IL-27 and IL-6 signaling are important for Th1 and Th17 polarized cells, respectively, to mediate EAU. Lymph node cells from R161H mice were polarized into Th1 or Th17 phenotype. siRNAs targeting IL27Rα and IL6Rα were used to block the corresponding genes in Th1 and Th17 cells, respectively. (A) Expression of Il27ra, Ifng and Tbx21; (B) Expression of Il6ra, Il17 and Rorc by real time PCR in Th1 and Th17 polarized cells, respectively (representative of 3 independent experiments). (C,D) siRNA treated, Th1 (Th1^Il27ra-) or Th17 cells (Th17^Il6ra-), or cells treated with siRNA control, were transferred to WT B10.RIII recipients and disease severity was determined by histology on day 15. Data are combined from two independent experiments with total of at least 10 mice per group. *: p < 0.05.

Fig. 7

IL-27p28 suppresses IL-27 and IL-6 induced Th1 and Th17 differentiation in human CD4⁺ T cells. (AeB) CD45RA⁺CD4⁺ naïve human T cells were isolated and polarized into Th1, with IL-12 or IL-27, and Th17, with IL-6, conditions with or without IL-27p28. Cells were harvested at day 14 for analysis.
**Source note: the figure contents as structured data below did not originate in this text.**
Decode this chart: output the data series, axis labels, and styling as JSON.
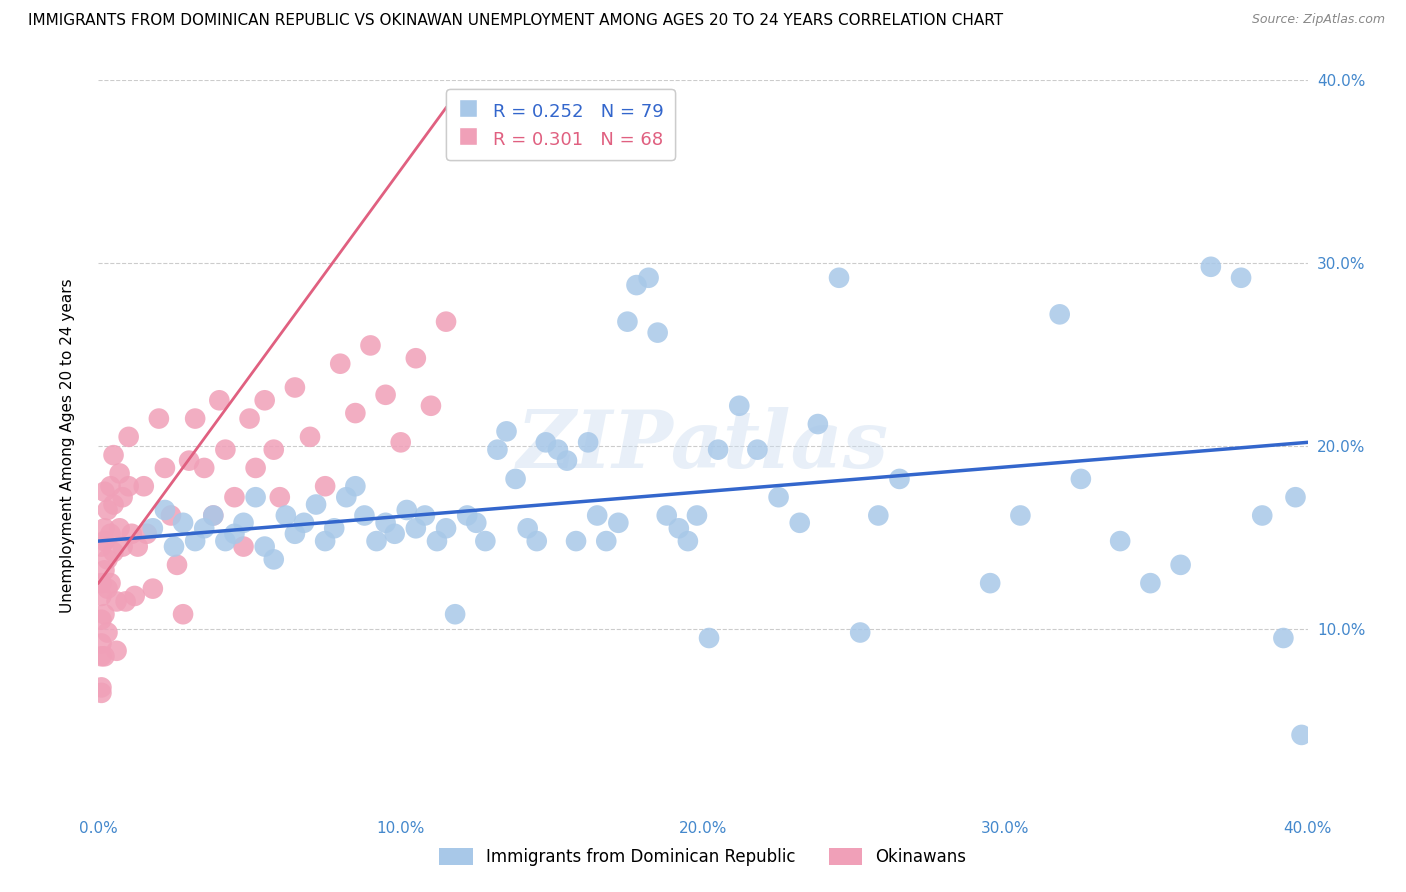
{
  "title": "IMMIGRANTS FROM DOMINICAN REPUBLIC VS OKINAWAN UNEMPLOYMENT AMONG AGES 20 TO 24 YEARS CORRELATION CHART",
  "source": "Source: ZipAtlas.com",
  "ylabel": "Unemployment Among Ages 20 to 24 years",
  "xlim": [
    0.0,
    0.4
  ],
  "ylim": [
    0.0,
    0.4
  ],
  "xticks": [
    0.0,
    0.1,
    0.2,
    0.3,
    0.4
  ],
  "yticks": [
    0.1,
    0.2,
    0.3,
    0.4
  ],
  "xticklabels": [
    "0.0%",
    "10.0%",
    "20.0%",
    "30.0%",
    "40.0%"
  ],
  "yticklabels_right": [
    "10.0%",
    "20.0%",
    "30.0%",
    "40.0%"
  ],
  "blue_R": 0.252,
  "blue_N": 79,
  "pink_R": 0.301,
  "pink_N": 68,
  "blue_color": "#a8c8e8",
  "pink_color": "#f0a0b8",
  "blue_line_color": "#3366cc",
  "pink_line_color": "#e06080",
  "watermark": "ZIPatlas",
  "legend_label_blue": "Immigrants from Dominican Republic",
  "legend_label_pink": "Okinawans",
  "blue_trend_x0": 0.0,
  "blue_trend_x1": 0.4,
  "blue_trend_y0": 0.148,
  "blue_trend_y1": 0.202,
  "pink_trend_x0": 0.0,
  "pink_trend_x1": 0.115,
  "pink_trend_y0": 0.125,
  "pink_trend_y1": 0.385,
  "background_color": "#ffffff",
  "grid_color": "#cccccc",
  "tick_color": "#4488cc",
  "title_fontsize": 11,
  "axis_label_fontsize": 11,
  "tick_fontsize": 11,
  "legend_fontsize": 12,
  "blue_scatter_x": [
    0.018,
    0.022,
    0.025,
    0.028,
    0.032,
    0.035,
    0.038,
    0.042,
    0.045,
    0.048,
    0.052,
    0.055,
    0.058,
    0.062,
    0.065,
    0.068,
    0.072,
    0.075,
    0.078,
    0.082,
    0.085,
    0.088,
    0.092,
    0.095,
    0.098,
    0.102,
    0.105,
    0.108,
    0.112,
    0.115,
    0.118,
    0.122,
    0.125,
    0.128,
    0.132,
    0.135,
    0.138,
    0.142,
    0.145,
    0.148,
    0.152,
    0.155,
    0.158,
    0.162,
    0.165,
    0.168,
    0.172,
    0.175,
    0.178,
    0.182,
    0.185,
    0.188,
    0.192,
    0.195,
    0.198,
    0.202,
    0.205,
    0.212,
    0.218,
    0.225,
    0.232,
    0.238,
    0.245,
    0.252,
    0.258,
    0.265,
    0.295,
    0.305,
    0.318,
    0.325,
    0.338,
    0.348,
    0.358,
    0.368,
    0.378,
    0.385,
    0.392,
    0.396,
    0.398
  ],
  "blue_scatter_y": [
    0.155,
    0.165,
    0.145,
    0.158,
    0.148,
    0.155,
    0.162,
    0.148,
    0.152,
    0.158,
    0.172,
    0.145,
    0.138,
    0.162,
    0.152,
    0.158,
    0.168,
    0.148,
    0.155,
    0.172,
    0.178,
    0.162,
    0.148,
    0.158,
    0.152,
    0.165,
    0.155,
    0.162,
    0.148,
    0.155,
    0.108,
    0.162,
    0.158,
    0.148,
    0.198,
    0.208,
    0.182,
    0.155,
    0.148,
    0.202,
    0.198,
    0.192,
    0.148,
    0.202,
    0.162,
    0.148,
    0.158,
    0.268,
    0.288,
    0.292,
    0.262,
    0.162,
    0.155,
    0.148,
    0.162,
    0.095,
    0.198,
    0.222,
    0.198,
    0.172,
    0.158,
    0.212,
    0.292,
    0.098,
    0.162,
    0.182,
    0.125,
    0.162,
    0.272,
    0.182,
    0.148,
    0.125,
    0.135,
    0.298,
    0.292,
    0.162,
    0.095,
    0.172,
    0.042
  ],
  "pink_scatter_x": [
    0.001,
    0.001,
    0.001,
    0.001,
    0.001,
    0.001,
    0.001,
    0.001,
    0.002,
    0.002,
    0.002,
    0.002,
    0.002,
    0.002,
    0.003,
    0.003,
    0.003,
    0.003,
    0.004,
    0.004,
    0.004,
    0.005,
    0.005,
    0.005,
    0.006,
    0.006,
    0.007,
    0.007,
    0.008,
    0.008,
    0.009,
    0.01,
    0.01,
    0.011,
    0.012,
    0.013,
    0.015,
    0.016,
    0.018,
    0.02,
    0.022,
    0.024,
    0.026,
    0.028,
    0.03,
    0.032,
    0.035,
    0.038,
    0.04,
    0.042,
    0.045,
    0.048,
    0.05,
    0.052,
    0.055,
    0.058,
    0.06,
    0.065,
    0.07,
    0.075,
    0.08,
    0.085,
    0.09,
    0.095,
    0.1,
    0.105,
    0.11,
    0.115
  ],
  "pink_scatter_y": [
    0.125,
    0.105,
    0.085,
    0.065,
    0.145,
    0.118,
    0.092,
    0.068,
    0.155,
    0.132,
    0.108,
    0.085,
    0.175,
    0.148,
    0.122,
    0.098,
    0.165,
    0.138,
    0.178,
    0.152,
    0.125,
    0.195,
    0.168,
    0.142,
    0.115,
    0.088,
    0.185,
    0.155,
    0.172,
    0.145,
    0.115,
    0.205,
    0.178,
    0.152,
    0.118,
    0.145,
    0.178,
    0.152,
    0.122,
    0.215,
    0.188,
    0.162,
    0.135,
    0.108,
    0.192,
    0.215,
    0.188,
    0.162,
    0.225,
    0.198,
    0.172,
    0.145,
    0.215,
    0.188,
    0.225,
    0.198,
    0.172,
    0.232,
    0.205,
    0.178,
    0.245,
    0.218,
    0.255,
    0.228,
    0.202,
    0.248,
    0.222,
    0.268
  ]
}
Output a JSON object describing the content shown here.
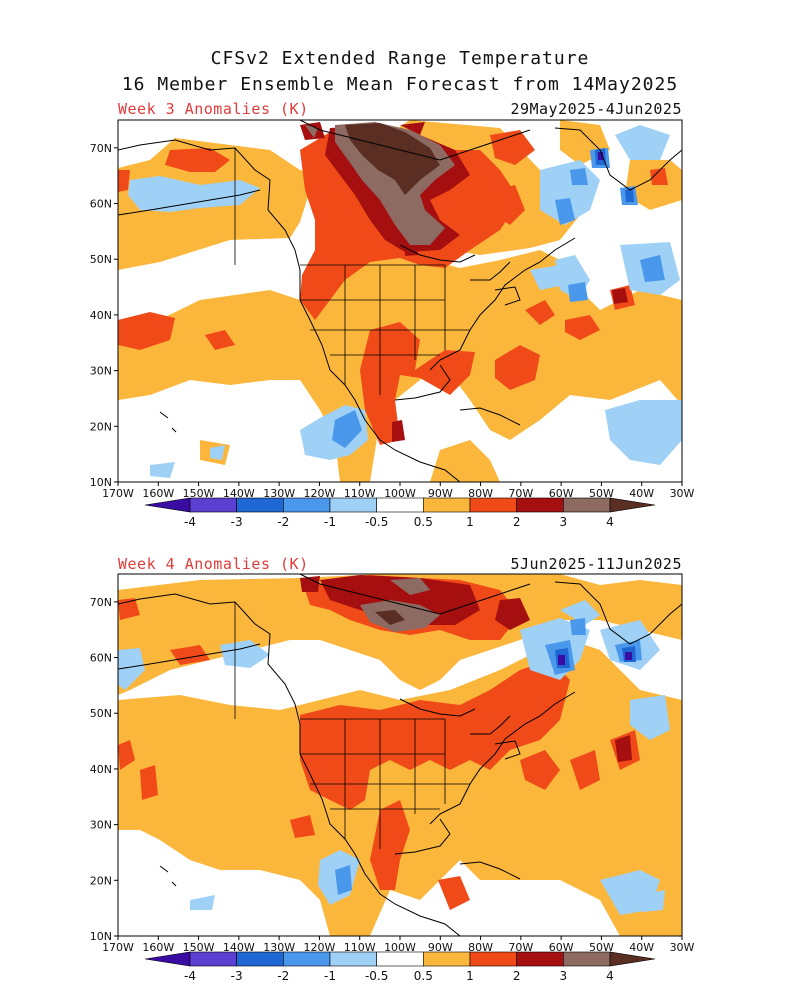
{
  "title_line1": "CFSv2 Extended Range Temperature",
  "title_line2": "16 Member Ensemble Mean Forecast from 14May2025",
  "panels": [
    {
      "label": "Week 3 Anomalies (K)",
      "dates": "29May2025-4Jun2025"
    },
    {
      "label": "Week 4 Anomalies (K)",
      "dates": "5Jun2025-11Jun2025"
    }
  ],
  "lat_labels": [
    "70N",
    "60N",
    "50N",
    "40N",
    "30N",
    "20N",
    "10N"
  ],
  "lon_labels": [
    "170W",
    "160W",
    "150W",
    "140W",
    "130W",
    "120W",
    "110W",
    "100W",
    "90W",
    "80W",
    "70W",
    "60W",
    "50W",
    "40W",
    "30W"
  ],
  "colorbar": {
    "labels": [
      "-4",
      "-3",
      "-2",
      "-1",
      "-0.5",
      "0.5",
      "1",
      "2",
      "3",
      "4"
    ],
    "colors": [
      "#3a0ca3",
      "#5b3fd1",
      "#1f68d4",
      "#4a98ec",
      "#9fd0f5",
      "#ffffff",
      "#fbb73c",
      "#f04a19",
      "#a50f0f",
      "#8d6a62",
      "#5a2e22"
    ]
  },
  "palette": {
    "warm1": "#fbb73c",
    "warm2": "#f04a19",
    "warm3": "#a50f0f",
    "warm4": "#8d6a62",
    "warm5": "#5a2e22",
    "cool1": "#9fd0f5",
    "cool2": "#4a98ec",
    "cool3": "#1f68d4",
    "cool4": "#3a0ca3"
  }
}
IL-27p28 significantly inhibited IL-27 induced Th1 and IL-6 induced Th17 polarization with lower production of IFN-γ and IL-17A, respectively. Data obtained from 4 independent individuals. *: p < 0.05. (C) Gene expression analysis of human IL27-induced Th1 and IL6-induced Th17 CD4⁺ T cells with or without IL-27p28 during polarization. (D) CD45RA⁺CD4⁺ naïve human T cells were preincubated with IL-27p28 for 2 h. Then, they were stimulated with IL-27 or IL-6 for 30 min. STAT1 and STAT3 phosphorylation was studied by intracellular staining. Representative of 3 independent individuals.